Page 1 of 1

Synchronize directories with uncompressed/compressed files

Posted: 2021-10-04, 06:25 UTC
by juno12
We produce lots of data which mostly is archived in compressed form with .gz (which can be used as input with our software as well as the uncompressed version).
Therefore we do have directories with files in the uncompressed version like B0_210821_0901.dat and other directories with
compressed files like B0_210821_0901.dat.gz just containing one file (B0_210821_0901.dat).
For us it would be very helpful to synchronize directories independent of the comprassing status of the files.

Re: Synchronize directories with uncompressed/compressed files

Posted: 2021-10-04, 11:36 UTC
by Sergey6257
As I can see it doesnt have any restrictions with *.zip archives. Does it still have with *.gz? Maybe you need archiver?

Re: Synchronize directories with uncompressed/compressed files

Posted: 2021-10-04, 12:19 UTC
by juno12
Thanks for the hint, but as far as I can see with .zip it only works with several files zipped in one zip-file.
But our files are quite big therefor we just pack one file in one gz-file to reduce hard disk space needed.

Re: Synchronize directories with uncompressed/compressed files

Posted: 2021-10-04, 14:20 UTC
by Sergey6257
juno12 wrote: 2021-10-04, 12:19 UTC
Yes, in this case you need to open archive like a folder. But one file in the archive and unarchived file are not the such files.
Most likely this is a violation of the concept.

Can you describe why do you want to silent unarchivate files before comparing?

Re: Synchronize directories with uncompressed/compressed files

Posted: 2021-10-05, 05:35 UTC
by juno12
During a measuring campaign several places with copies of the data are created (by several people).
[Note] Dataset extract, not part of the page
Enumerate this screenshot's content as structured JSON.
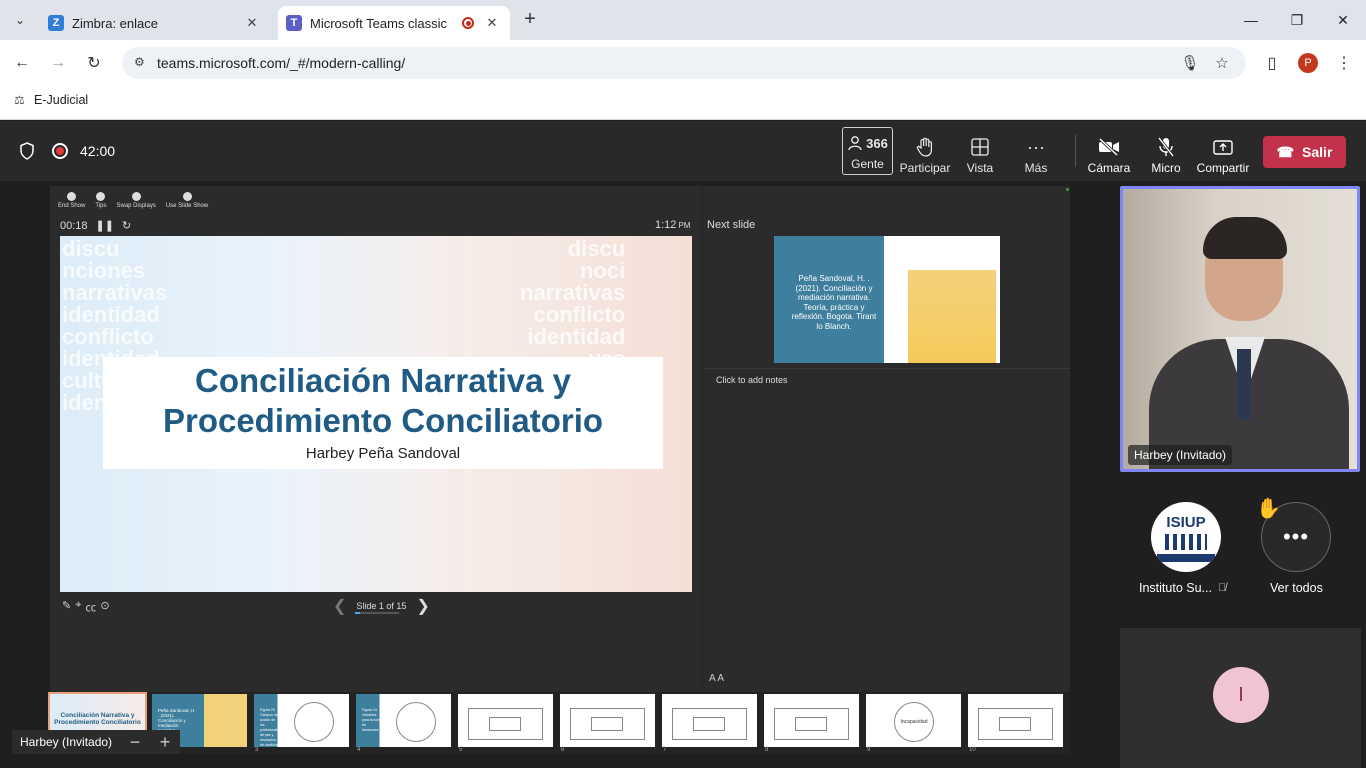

It might happen that different versions of a file do exist (same name, but different size and time) and the biggest/newest version needs to be archived.
At the end of the campaign the data is transfered and compressed for archiving to one place.
When the first dataset (each single file compressed with .gz) is in the archived location, we would need to synchonize this compressed dataset with directories containing other copies of the data (not compressed) to see all files are archived in the correct version.
Compressing each single file with gz is needed for the analyzing software which can use this way compressed and uncompressed data as input.

Hopefully this clarifies the needs.